Accommodating Measurement Error in Multivariate Compositional Count Data with Applications to Microbiome Research
Matt Koslovsky
Assistant Professor of Statistics, Colorado State University
Abstract: The human microbiome is the collection of microorganisms that live on and inside of our bodies. Microbiome data are inherently challenging to analyze due to their high-dimensionality, overdispersion, and zero-inflation. Analysis is further complicated by the steps taken to collect and process microbiome samples. For example, sequencing instruments have a fixed capacity for the total number of reads delivered. It is therefore essential to treat microbial samples as compositional. Another complicating factor of modeling microbiome data is that taxa counts are subject to measurement error introduced at various stages of the measurement protocol. Recently, the Dirichlet-multinomial (DM) distribution and its variants have been used extensively to model microbiome data due to its ability to accommodate the compositional structure of the data as well as overdispersion.
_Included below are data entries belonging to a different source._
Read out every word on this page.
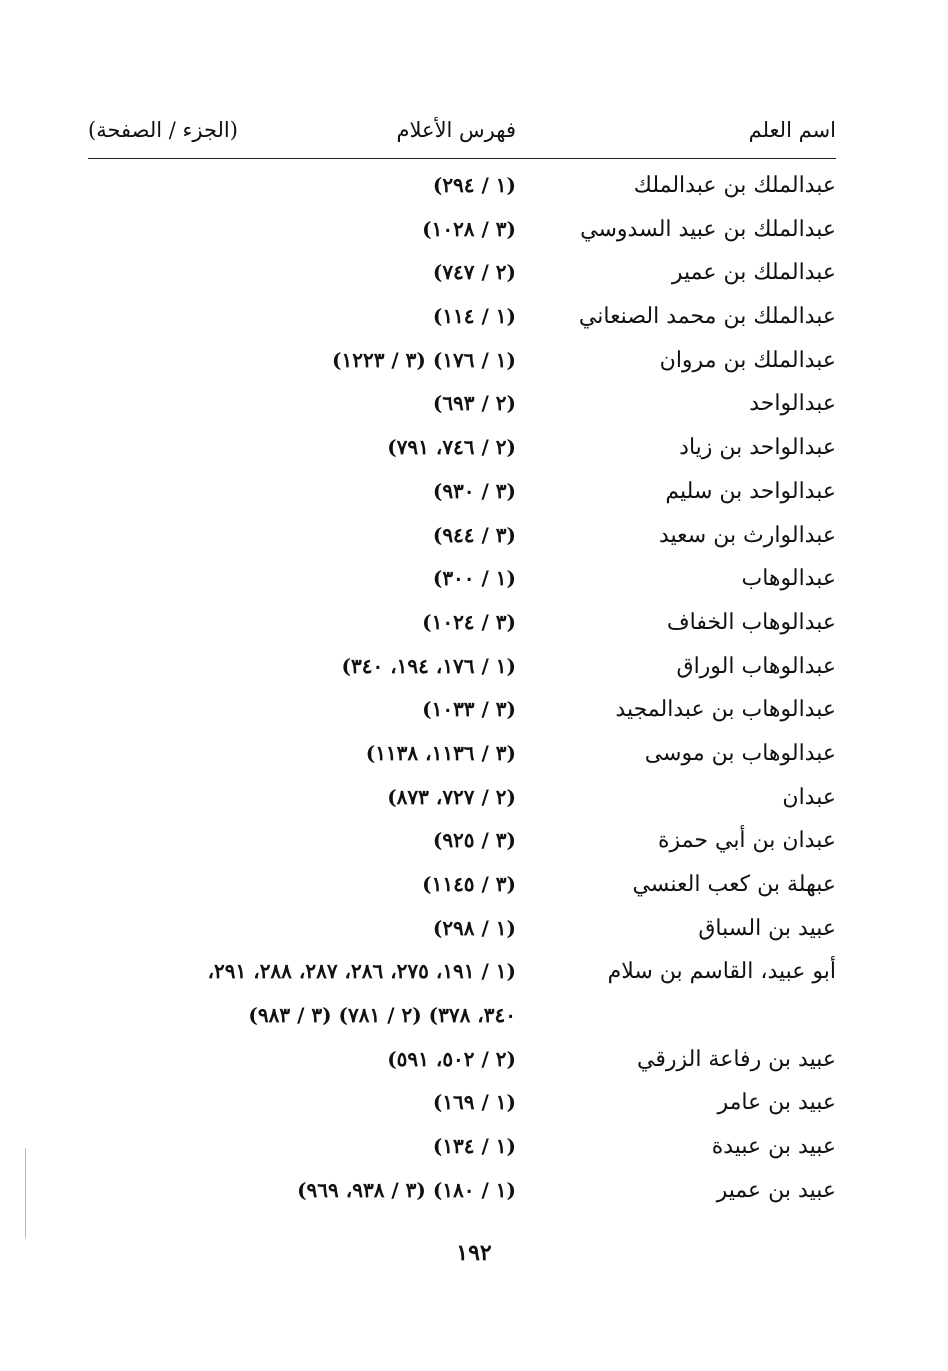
اسم العلم
فهرس الأعلام
(الجزء / الصفحة)
عبدالملك بن عبدالملك
(١ / ٢٩٤)
عبدالملك بن عبيد السدوسي
(٣ / ١٠٢٨)
عبدالملك بن عمير
(٢ / ٧٤٧)
عبدالملك بن محمد الصنعاني
(١ / ١١٤)
عبدالملك بن مروان
(١ / ١٧٦) (٣ / ١٢٢٣)
عبدالواحد
(٢ / ٦٩٣)
عبدالواحد بن زياد
(٢ / ٧٤٦، ٧٩١)
عبدالواحد بن سليم
(٣ / ٩٣٠)
عبدالوارث بن سعيد
(٣ / ٩٤٤)
عبدالوهاب
(١ / ٣٠٠)
عبدالوهاب الخفاف
(٣ / ١٠٢٤)
عبدالوهاب الوراق
(١ / ١٧٦، ١٩٤، ٣٤٠)
عبدالوهاب بن عبدالمجيد
(٣ / ١٠٣٣)
عبدالوهاب بن موسى
(٣ / ١١٣٦، ١١٣٨)
عبدان
(٢ / ٧٢٧، ٨٧٣)
عبدان بن أبي حمزة
(٣ / ٩٢٥)
عبهلة بن كعب العنسي
(٣ / ١١٤٥)
عبيد بن السباق
(١ / ٢٩٨)
أبو عبيد، القاسم بن سلام
(١ / ١٩١، ٢٧٥، ٢٨٦، ٢٨٧، ٢٨٨، ٢٩١،
٣٤٠، ٣٧٨) (٢ / ٧٨١) (٣ / ٩٨٣)
عبيد بن رفاعة الزرقي
(٢ / ٥٠٢، ٥٩١)
عبيد بن عامر
(١ / ١٦٩)
عبيد بن عبيدة
(١ / ١٣٤)
عبيد بن عمير
(١ / ١٨٠) (٣ / ٩٣٨، ٩٦٩)
١٩٢
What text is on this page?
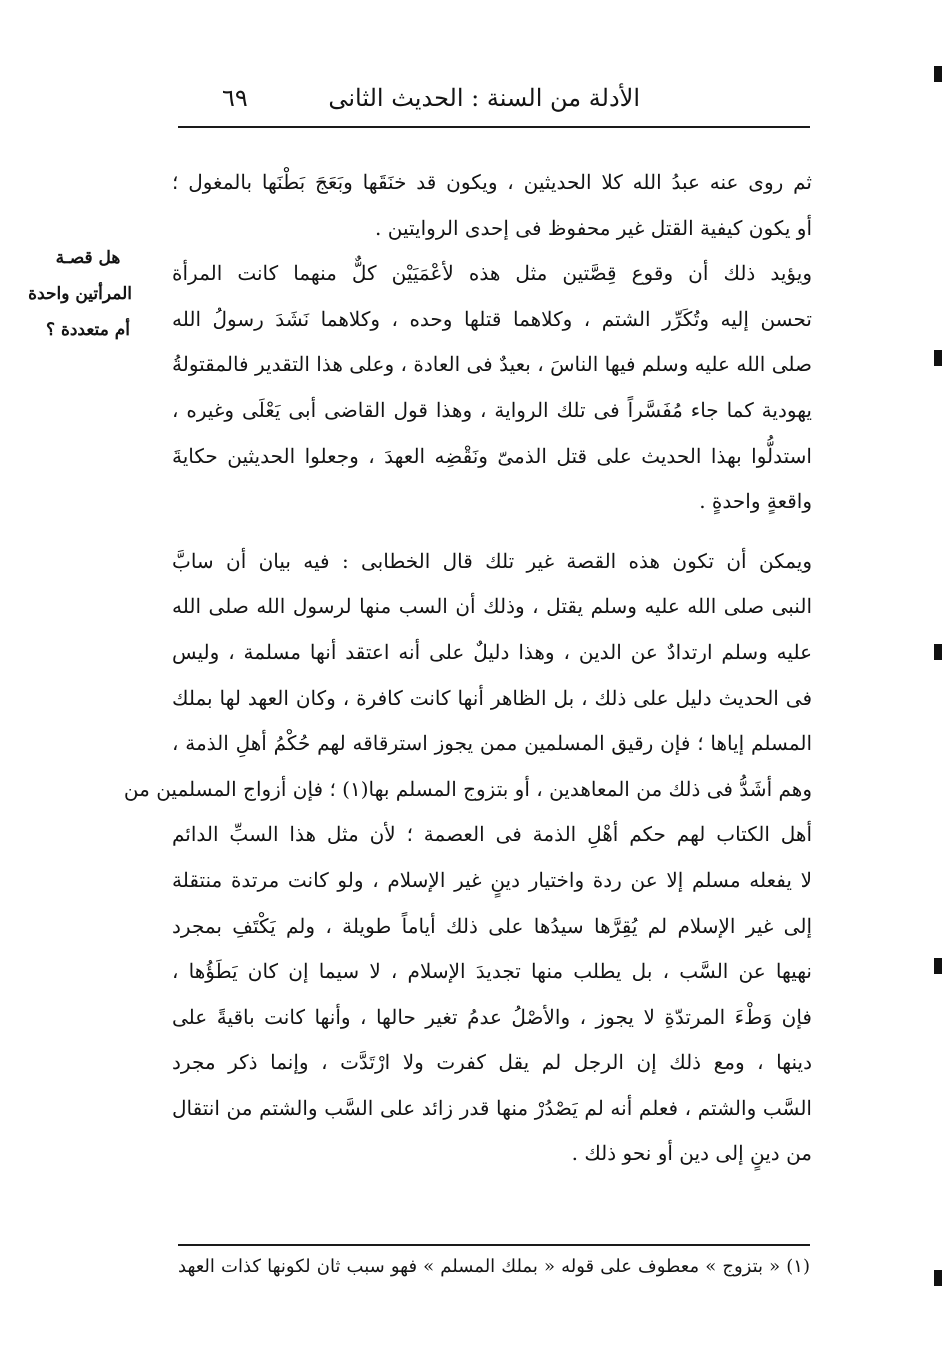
الأدلة من السنة : الحديث الثانى
٦٩
هل قصـة
المرأتين واحدة
أم متعددة ؟
ثم روى عنه عبدُ الله كلا الحديثين ، ويكون قد خنَقَها وبَعَجَ بَطْنَها بالمغول ؛
أو يكون كيفية القتل غير محفوظ فى إحدى الروايتين .
ويؤيد ذلك أن وقوع قِصَّتين مثل هذه لأعْمَيَيْن كلٌّ منهما كانت المرأة
تحسن إليه وتُكَرِّر الشتم ، وكلاهما قتلها وحده ، وكلاهما نَشَدَ رسولُ الله
صلى الله عليه وسلم فيها الناسَ ، بعيدٌ فى العادة ، وعلى هذا التقدير فالمقتولةُ
يهودية كما جاء مُفَسَّراً فى تلك الرواية ، وهذا قول القاضى أبى يَعْلَى وغيره ،
استدلُّوا بهذا الحديث على قتل الذمىّ ونَقْضِه العهدَ ، وجعلوا الحديثين حكايةَ
واقعةٍ واحدةٍ .
ويمكن أن تكون هذه القصة غير تلك قال الخطابى : فيه بيان أن سابَّ
النبى صلى الله عليه وسلم يقتل ، وذلك أن السب منها لرسول الله صلى الله
عليه وسلم ارتدادٌ عن الدين ، وهذا دليلٌ على أنه اعتقد أنها مسلمة ، وليس
فى الحديث دليل على ذلك ، بل الظاهر أنها كانت كافرة ، وكان العهد لها بملك
المسلم إياها ؛ فإن رقيق المسلمين ممن يجوز استرقاقه لهم حُكْمُ أهلِ الذمة ،
وهم أشَدُّ فى ذلك من المعاهدين ، أو بتزوج المسلم بها(١) ؛ فإن أزواج المسلمين من
أهل الكتاب لهم حكم أهْلِ الذمة فى العصمة ؛ لأن مثل هذا السبِّ الدائم
لا يفعله مسلم إلا عن ردة واختيار دينٍ غير الإسلام ، ولو كانت مرتدة منتقلة
إلى غير الإسلام لم يُقِرَّها سيدُها على ذلك أياماً طويلة ، ولم يَكْتَفِ بمجرد
نهيها عن السَّب ، بل يطلب منها تجديدَ الإسلام ، لا سيما إن كان يَطَؤُها ،
فإن وَطْءَ المرتدّةِ لا يجوز ، والأصْلُ عدمُ تغير حالها ، وأنها كانت باقيةً على
دينها ، ومع ذلك إن الرجل لم يقل كفرت ولا ارْتَدَّت ، وإنما ذكر مجرد
السَّب والشتم ، فعلم أنه لم يَصْدُرْ منها قدر زائد على السَّب والشتم من انتقال
من دينٍ إلى دين أو نحو ذلك .
(١) « بتزوج » معطوف على قوله « بملك المسلم » فهو سبب ثان لكونها كذات العهد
A major limitation of the DM distribution is that it is unable to handle excess zeros typically found in practice which may bias inference. In this talk, I will introduce a novel Bayesian zero-inflated DM model for multivariate compositional count data with excess zeros, designed to boost scalability without sacrificing interpretability or imposing limiting assumptions. I will then present extensions to handle high-dimensional regression settings and potential taxonomic misclassification. The performance of the proposed methods is examined through simulation and is further illustrated using human microbiome data.